By Esther Oluku
Early hours this morning, commercial bus drivers took to the street of Apapa in protest of the traffic gridlock caused by unchecked activities of trucks and tankers, thus hindering the movement of vehicles to and fro the Port city.
The Nigerian Maritime News reports that as at press time, traffic along the port corridor had spilled into neighbouring areas like Ijora, Costain, Surulere, Ojuelegba, and Iganmu with trucks and tankers littered on major roads, obstructing traffic.
Lamenting that each trip into Apapa now takes about four hours or more instead of the normal thirty minutes, one of the leaders of the commercial drivers, Mr Lukmon Eletu, in an exclusive interview with The Nigerian Maritime News, said that the gridlock caused by a poor control of trucks and tankers has stifled their business, and hindered all vehicular movements.
He said that as drivers, their source of income has been grossly challenged by the lawlessness stemming from truck and tanker operations within Apapa and called for the immediate ban of trucks and tankers to end the menace and save the port city from total collapse.
“My name is Lukmon Eletu and I am one of the drivers. We started this rally because these trucks on top the bridge have been disturbing us and the road is not accessible. We had decided that since there is a diversion along marine beach, the trucks should take one lane while we take the other lane, which is on the one-way route.
“But one can stay on the traffic caused by the trucks for up to four hours. How will you make your daily bread and feed your family? Most of us have children at home who depend on us. We are working for our daily bread. Let the truckers leave the roads for us.
Eletu also emphatically blamed the crisis on corruption and alleged that taskforce agents along the route had no interest in coordinating traffic as all they did was extort money from drivers.
He said the taskforce worsened the condition of the drivers with the illegal collection of fines for violation of traffic rules caused by the gridlock.
“Task Force do come around to coordinate the traffic. If they want to coordinate the traffic because of the challenge caused by the trucks, they can do it but their activities on the roads have worsened our plight.
“They come in about thirty groups, section by section, extorting us. If you escape this one, you cannot escape the other one. If they arrest you, they will take you to a place in Costain known as Phase 3. When you get to Phase 3, if you want to quickly move out, it is either you pay a hundred or fifty thousand. I have paid N50, 000 to retrieve my vehicle from Phase three. They did not give me any receipt. Even when they collect this illegal, undocumented levy from you and give you back your vehicle, you would say thank you sir to them,” Eletu said.

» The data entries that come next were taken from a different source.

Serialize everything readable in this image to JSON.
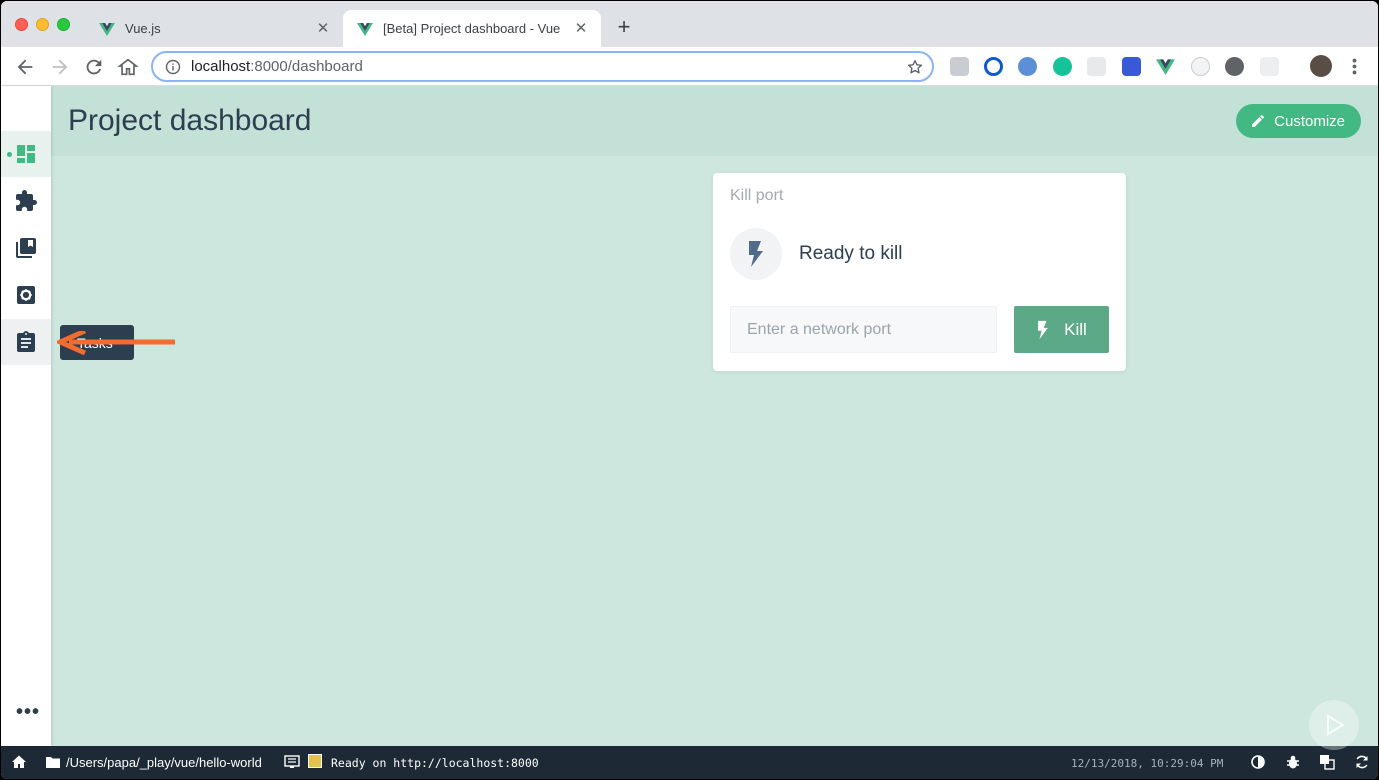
{
  "browser": {
    "tabs": [
      {
        "title": "Vue.js",
        "active": false
      },
      {
        "title": "[Beta] Project dashboard - Vue",
        "active": true
      }
    ],
    "new_tab_glyph": "+",
    "close_glyph": "✕",
    "address": {
      "host": "localhost",
      "rest": ":8000/dashboard"
    },
    "extensions": [
      "copy-icon",
      "1password-icon",
      "blur-icon",
      "grammarly-icon",
      "tree-icon",
      "bookmark-icon",
      "vue-devtools-icon",
      "clock-icon",
      "puzzle-icon",
      "grid-icon",
      "profile-avatar",
      "menu-dots-icon"
    ]
  },
  "sidebar": {
    "items": [
      {
        "name": "dashboard",
        "icon": "dashboard-icon",
        "active": true
      },
      {
        "name": "plugins",
        "icon": "puzzle-icon",
        "active": false
      },
      {
        "name": "dependencies",
        "icon": "library-icon",
        "active": false
      },
      {
        "name": "configuration",
        "icon": "settings-icon",
        "active": false
      },
      {
        "name": "tasks",
        "icon": "clipboard-icon",
        "active": false
      }
    ],
    "more_label": "•••",
    "tooltip": "Tasks"
  },
  "header": {
    "title": "Project dashboard",
    "customize_label": "Customize"
  },
  "widget": {
    "title": "Kill port",
    "status": "Ready to kill",
    "input_placeholder": "Enter a network port",
    "input_value": "",
    "button_label": "Kill"
  },
  "statusbar": {
    "path": "/Users/papa/_play/vue/hello-world",
    "log": "Ready on http://localhost:8000",
    "datetime": "12/13/2018, 10:29:04 PM"
  },
  "colors": {
    "accent": "#42b983",
    "dark": "#2c3e50",
    "app_bg": "#cde6de",
    "header_bg": "#c3e1d7",
    "statusbar_bg": "#1d2935",
    "annotation_arrow": "#f26b2f"
  }
}
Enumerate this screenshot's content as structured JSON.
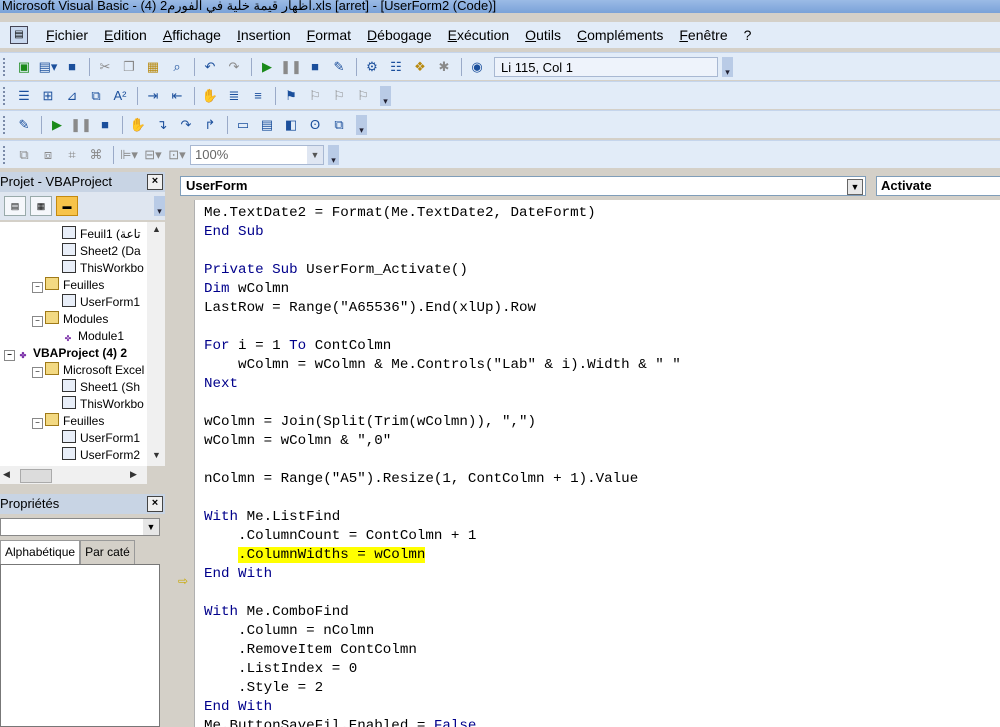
{
  "window": {
    "title": "Microsoft Visual Basic - (4) 2اظهار قيمة خلية في الفورم.xls [arret] - [UserForm2 (Code)]"
  },
  "menu": {
    "items": [
      "Fichier",
      "Edition",
      "Affichage",
      "Insertion",
      "Format",
      "Débogage",
      "Exécution",
      "Outils",
      "Compléments",
      "Fenêtre",
      "?"
    ]
  },
  "toolbar": {
    "position_text": "Li 115, Col 1",
    "zoom": "100%"
  },
  "project": {
    "title": "Projet - VBAProject",
    "tree": [
      {
        "label": "Feuil1 (تاعة",
        "type": "sheet"
      },
      {
        "label": "Sheet2 (Da",
        "type": "sheet"
      },
      {
        "label": "ThisWorkbo",
        "type": "workbook"
      },
      {
        "label": "Feuilles",
        "type": "folder"
      },
      {
        "label": "UserForm1",
        "type": "form"
      },
      {
        "label": "Modules",
        "type": "folder"
      },
      {
        "label": "Module1",
        "type": "module"
      },
      {
        "label": "VBAProject (4) 2",
        "type": "project"
      },
      {
        "label": "Microsoft Excel",
        "type": "folder"
      },
      {
        "label": "Sheet1 (Sh",
        "type": "sheet"
      },
      {
        "label": "ThisWorkbo",
        "type": "workbook"
      },
      {
        "label": "Feuilles",
        "type": "folder"
      },
      {
        "label": "UserForm1",
        "type": "form"
      },
      {
        "label": "UserForm2",
        "type": "form"
      }
    ]
  },
  "properties": {
    "title": "Propriétés",
    "tabs": [
      "Alphabétique",
      "Par caté"
    ]
  },
  "code": {
    "object_combo": "UserForm",
    "proc_combo": "Activate",
    "lines": [
      {
        "segments": [
          {
            "t": "Me.TextDate2 = Format(Me.TextDate2, DateFormt)",
            "c": "n"
          }
        ]
      },
      {
        "segments": [
          {
            "t": "End Sub",
            "c": "k"
          }
        ]
      },
      {
        "segments": []
      },
      {
        "segments": [
          {
            "t": "Private Sub",
            "c": "k"
          },
          {
            "t": " UserForm_Activate()",
            "c": "n"
          }
        ]
      },
      {
        "segments": [
          {
            "t": "Dim",
            "c": "k"
          },
          {
            "t": " wColmn",
            "c": "n"
          }
        ]
      },
      {
        "segments": [
          {
            "t": "LastRow = Range(\"A65536\").End(xlUp).Row",
            "c": "n"
          }
        ]
      },
      {
        "segments": []
      },
      {
        "segments": [
          {
            "t": "For",
            "c": "k"
          },
          {
            "t": " i = 1 ",
            "c": "n"
          },
          {
            "t": "To",
            "c": "k"
          },
          {
            "t": " ContColmn",
            "c": "n"
          }
        ]
      },
      {
        "segments": [
          {
            "t": "    wColmn = wColmn & Me.Controls(\"Lab\" & i).Width & \" \"",
            "c": "n"
          }
        ]
      },
      {
        "segments": [
          {
            "t": "Next",
            "c": "k"
          }
        ]
      },
      {
        "segments": []
      },
      {
        "segments": [
          {
            "t": "wColmn = Join(Split(Trim(wColmn)), \",\")",
            "c": "n"
          }
        ]
      },
      {
        "segments": [
          {
            "t": "wColmn = wColmn & \",0\"",
            "c": "n"
          }
        ]
      },
      {
        "segments": []
      },
      {
        "segments": [
          {
            "t": "nColmn = Range(\"A5\").Resize(1, ContColmn + 1).Value",
            "c": "n"
          }
        ]
      },
      {
        "segments": []
      },
      {
        "segments": [
          {
            "t": "With",
            "c": "k"
          },
          {
            "t": " Me.ListFind",
            "c": "n"
          }
        ]
      },
      {
        "segments": [
          {
            "t": "    .ColumnCount = ContColmn + 1",
            "c": "n"
          }
        ]
      },
      {
        "segments": [
          {
            "t": "    ",
            "c": "n"
          },
          {
            "t": ".ColumnWidths = wColmn",
            "c": "h"
          }
        ]
      },
      {
        "segments": [
          {
            "t": "End With",
            "c": "k"
          }
        ]
      },
      {
        "segments": []
      },
      {
        "segments": [
          {
            "t": "With",
            "c": "k"
          },
          {
            "t": " Me.ComboFind",
            "c": "n"
          }
        ]
      },
      {
        "segments": [
          {
            "t": "    .Column = nColmn",
            "c": "n"
          }
        ]
      },
      {
        "segments": [
          {
            "t": "    .RemoveItem ContColmn",
            "c": "n"
          }
        ]
      },
      {
        "segments": [
          {
            "t": "    .ListIndex = 0",
            "c": "n"
          }
        ]
      },
      {
        "segments": [
          {
            "t": "    .Style = 2",
            "c": "n"
          }
        ]
      },
      {
        "segments": [
          {
            "t": "End With",
            "c": "k"
          }
        ]
      },
      {
        "segments": [
          {
            "t": "Me.ButtonSaveFil.Enabled = ",
            "c": "n"
          },
          {
            "t": "False",
            "c": "k"
          }
        ]
      }
    ]
  }
}
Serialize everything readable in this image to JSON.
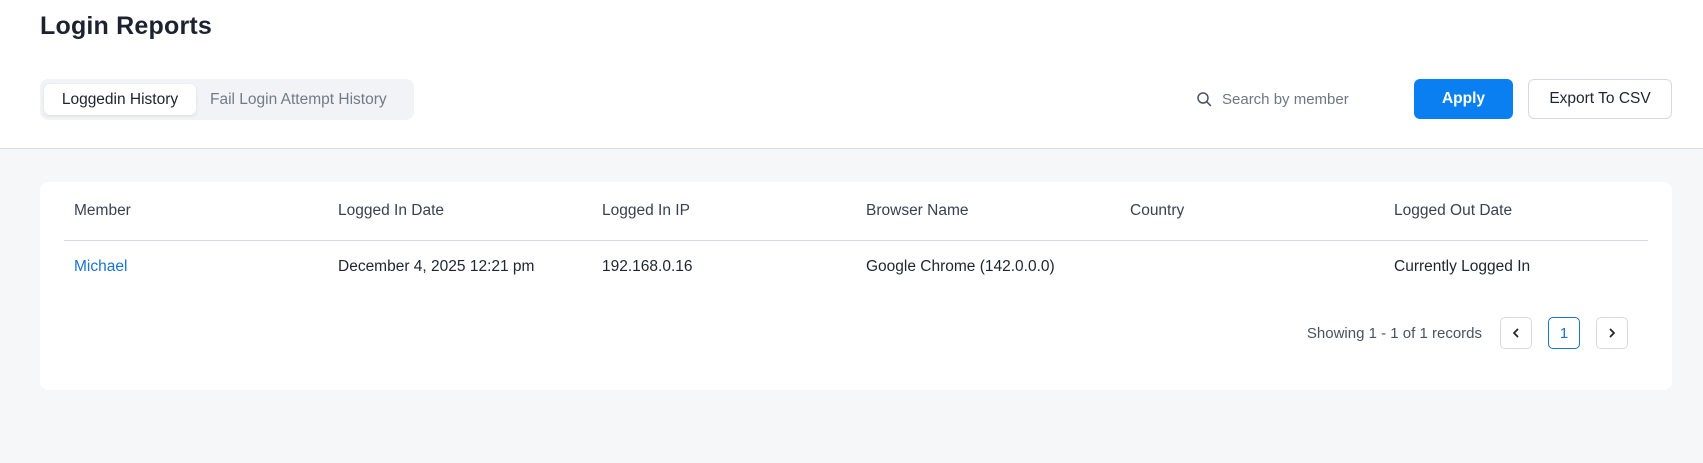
{
  "page": {
    "title": "Login Reports"
  },
  "tabs": [
    {
      "label": "Loggedin History",
      "active": true
    },
    {
      "label": "Fail Login Attempt History",
      "active": false
    }
  ],
  "search": {
    "placeholder": "Search by member",
    "value": "",
    "icon": "search-icon"
  },
  "toolbar": {
    "apply_label": "Apply",
    "export_label": "Export To CSV"
  },
  "table": {
    "columns": [
      "Member",
      "Logged In Date",
      "Logged In IP",
      "Browser Name",
      "Country",
      "Logged Out Date"
    ],
    "rows": [
      {
        "member": "Michael",
        "logged_in_date": "December 4, 2025 12:21 pm",
        "logged_in_ip": "192.168.0.16",
        "browser_name": "Google Chrome (142.0.0.0)",
        "country": "",
        "logged_out_date": "Currently Logged In"
      }
    ]
  },
  "pagination": {
    "summary": "Showing 1 - 1 of 1 records",
    "current_page": "1",
    "prev_icon": "chevron-left-icon",
    "next_icon": "chevron-right-icon"
  },
  "colors": {
    "accent": "#0a7ff2",
    "link": "#1a74d2",
    "background": "#f6f7f9"
  }
}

Another victim of the illegal levy, Mr Mohammed Kazeem, said he paid a total of a hundred and twenty thousand naira (N120,000) to retrieve his vehicle last Friday.
“Task force collect money for my hand, one hundred and twenty thousand naira. The person wey collect the money, them dey call am Ijebu”, he said.
Kazeem who bemoaned the current situation where they are left without any support from government, alleged that government’s silence on the alarming situation is culpable.
“Government no dey support us. Them no dey talk anything for the matter and this thing don dey happen tey tey. We dey beg them to help us do something about this Apapa road wahala or comot the task force for this road wey we dey manage,” he said.
As regards interventions to douse the situation by the Nigerian Shippers’ Council (NSC), which serves as the ports economic regulator, the Head, Public Relations, Mrs Rakiya Zubairu as at the time of filing this report said the Nigerian Ports Authority (NPA) is in a better position to answer.
The Nigerian Maritime News however awaits response to its enquiries from the Nigerian Ports Authority.